Convergence acceleration

Most of today's notes including all examples will be on the board, but here are the basic concepts.

Aitken's method

If a sequence x_n is known to converge linearly, then its formula must look something like x_n ≈ p + q rⁿ for some C less than 1 in absolute value.

The graph looks like

However we often don't care about q or r, just the limit p.

If we suspect a sequence is converging linearly, we can take any three known points x_n, x_n+1, x_n+2 and solve for p, q, and r. (Three equations for three unknowns.)

Then the solution would be χ_n = x_n - (x_n+1 - x_n)^2 / (x_n+2 - 2 x_n+1 + x_n)

However the sequence is almost never exactly decaying exponentially, so this formula will not be perfect. Hence we just get an approximation for every n which we hope will be better.
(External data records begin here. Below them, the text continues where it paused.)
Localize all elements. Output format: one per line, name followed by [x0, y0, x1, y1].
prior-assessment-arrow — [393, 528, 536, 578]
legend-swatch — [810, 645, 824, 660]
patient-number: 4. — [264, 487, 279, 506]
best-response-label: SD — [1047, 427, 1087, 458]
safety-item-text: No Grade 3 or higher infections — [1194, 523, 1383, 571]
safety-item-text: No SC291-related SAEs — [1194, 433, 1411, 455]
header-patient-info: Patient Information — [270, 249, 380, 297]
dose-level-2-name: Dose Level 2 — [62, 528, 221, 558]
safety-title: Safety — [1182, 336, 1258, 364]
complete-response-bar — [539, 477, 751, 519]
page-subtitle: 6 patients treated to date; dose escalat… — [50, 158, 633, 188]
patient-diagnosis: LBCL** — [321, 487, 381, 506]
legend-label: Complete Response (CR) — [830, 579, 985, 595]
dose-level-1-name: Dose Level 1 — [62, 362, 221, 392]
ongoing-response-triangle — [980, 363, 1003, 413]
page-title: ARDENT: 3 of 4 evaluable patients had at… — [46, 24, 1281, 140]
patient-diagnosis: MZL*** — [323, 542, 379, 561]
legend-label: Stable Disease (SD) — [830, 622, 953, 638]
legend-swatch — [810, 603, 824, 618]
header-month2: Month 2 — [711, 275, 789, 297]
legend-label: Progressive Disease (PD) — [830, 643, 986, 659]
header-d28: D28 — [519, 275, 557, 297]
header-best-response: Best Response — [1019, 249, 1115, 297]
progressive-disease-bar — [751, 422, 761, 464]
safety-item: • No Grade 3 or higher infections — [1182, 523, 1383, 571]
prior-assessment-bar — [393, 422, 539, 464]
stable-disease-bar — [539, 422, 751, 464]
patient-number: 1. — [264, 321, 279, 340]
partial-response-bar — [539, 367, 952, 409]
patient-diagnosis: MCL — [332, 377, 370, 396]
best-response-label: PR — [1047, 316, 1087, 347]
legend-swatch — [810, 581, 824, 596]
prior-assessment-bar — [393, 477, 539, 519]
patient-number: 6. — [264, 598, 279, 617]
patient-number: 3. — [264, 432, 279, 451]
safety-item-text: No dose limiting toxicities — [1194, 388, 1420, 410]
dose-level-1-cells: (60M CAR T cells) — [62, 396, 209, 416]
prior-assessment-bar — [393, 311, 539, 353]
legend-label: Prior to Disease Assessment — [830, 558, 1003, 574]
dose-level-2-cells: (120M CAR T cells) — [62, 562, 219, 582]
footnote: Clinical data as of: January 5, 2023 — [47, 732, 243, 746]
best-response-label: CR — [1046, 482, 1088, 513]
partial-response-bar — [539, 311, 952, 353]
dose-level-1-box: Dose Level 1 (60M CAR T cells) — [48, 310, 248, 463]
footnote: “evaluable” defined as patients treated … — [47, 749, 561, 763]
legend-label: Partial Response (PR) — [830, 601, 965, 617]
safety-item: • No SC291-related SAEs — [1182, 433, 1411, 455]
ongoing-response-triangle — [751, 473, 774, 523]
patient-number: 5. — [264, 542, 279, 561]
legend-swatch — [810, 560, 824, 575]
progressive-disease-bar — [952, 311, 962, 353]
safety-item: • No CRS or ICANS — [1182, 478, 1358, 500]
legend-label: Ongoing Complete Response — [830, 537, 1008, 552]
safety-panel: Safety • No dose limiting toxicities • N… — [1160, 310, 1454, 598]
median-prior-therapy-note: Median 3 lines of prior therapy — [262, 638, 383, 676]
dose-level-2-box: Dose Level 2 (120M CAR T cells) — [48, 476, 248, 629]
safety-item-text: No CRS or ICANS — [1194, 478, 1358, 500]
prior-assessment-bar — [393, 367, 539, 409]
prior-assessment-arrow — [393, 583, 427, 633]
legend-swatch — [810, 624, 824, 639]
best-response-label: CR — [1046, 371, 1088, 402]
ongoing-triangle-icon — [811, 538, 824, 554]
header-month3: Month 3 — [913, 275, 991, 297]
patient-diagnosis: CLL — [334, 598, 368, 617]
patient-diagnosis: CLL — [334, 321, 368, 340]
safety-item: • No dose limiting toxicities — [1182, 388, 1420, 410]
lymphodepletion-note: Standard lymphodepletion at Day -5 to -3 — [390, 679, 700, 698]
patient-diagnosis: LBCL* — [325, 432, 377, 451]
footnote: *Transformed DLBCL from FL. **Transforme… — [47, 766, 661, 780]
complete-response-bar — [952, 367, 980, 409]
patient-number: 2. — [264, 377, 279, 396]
This formula is called Aitken's method.

Aitken's formula is good to use if you already have a given sequence. If you are generating the terms yourself, it's probably better to use Steffensen's method (below).
Observe that you have to subtract numbers that are probably close to each other, then divide by numbers that are probably small. Once your approximation starts getting good, Aitken's method is very susceptible to roundoff error.
Observe again we try to write the formula in the form "our current guess plus a hopefully small correction" to minimize the effects of roundoff.
Aitken's method will not necessarily make a linearly convergent sequence superlinear. It may just be linear with a smaller asymptotic error constant.
If the sequence is not linearly convergent, Aitken's method may not help at all.

Steffensen's method

If you are actually generating the sequence yourself using x_n+1 = g(x_n) yourself, Aitken's method wastes some effort. You need to first generate all the values using the iteration, then also generate the new sequence χ using Aitken's formula for each n.

But if you think χ_n is a better approximation than x_n, why not just use that to generate new values?

This is Steffensen's method.

x = x_n given.
y = g(x_n).
z = g(y).
x_n+1 = x - (y - x)²/(z - 2y + x).

Observe that each iteration requires two function evaluations, which will slow us down a bit.

Steffensen's method is the same as replacing the iteration x_n+1 = g(x_n) with the iteration x_n+1 = h(x_n), where h is the function h(x) = x - [g(x) - x]² / [g(g(x)) - 2 g(x) + x].

You can compute that h(p) = p, h'(p) = 0, and h''(p) = g'(p)g''(p)/(g'(p)-1).

So if the original sequence was linearly convergent, then the new sequence will be quadratically convergent.
If the original sequence was quadratically convergent, the new sequence will be cubically convergent.

Because Steffensen's method is so fast, and relies so heavily on cancelation from dividing by small numbers, it is very susceptible to roundoff error.

Generally there is a "sweet spot" in the number of iterations, where Steffensen's method gives a good answer and then starts to give bad answers due to roundoff error.

Loosely speaking, your computations should be in many more digits than the tolerance you need. (Three or four times as much or so.)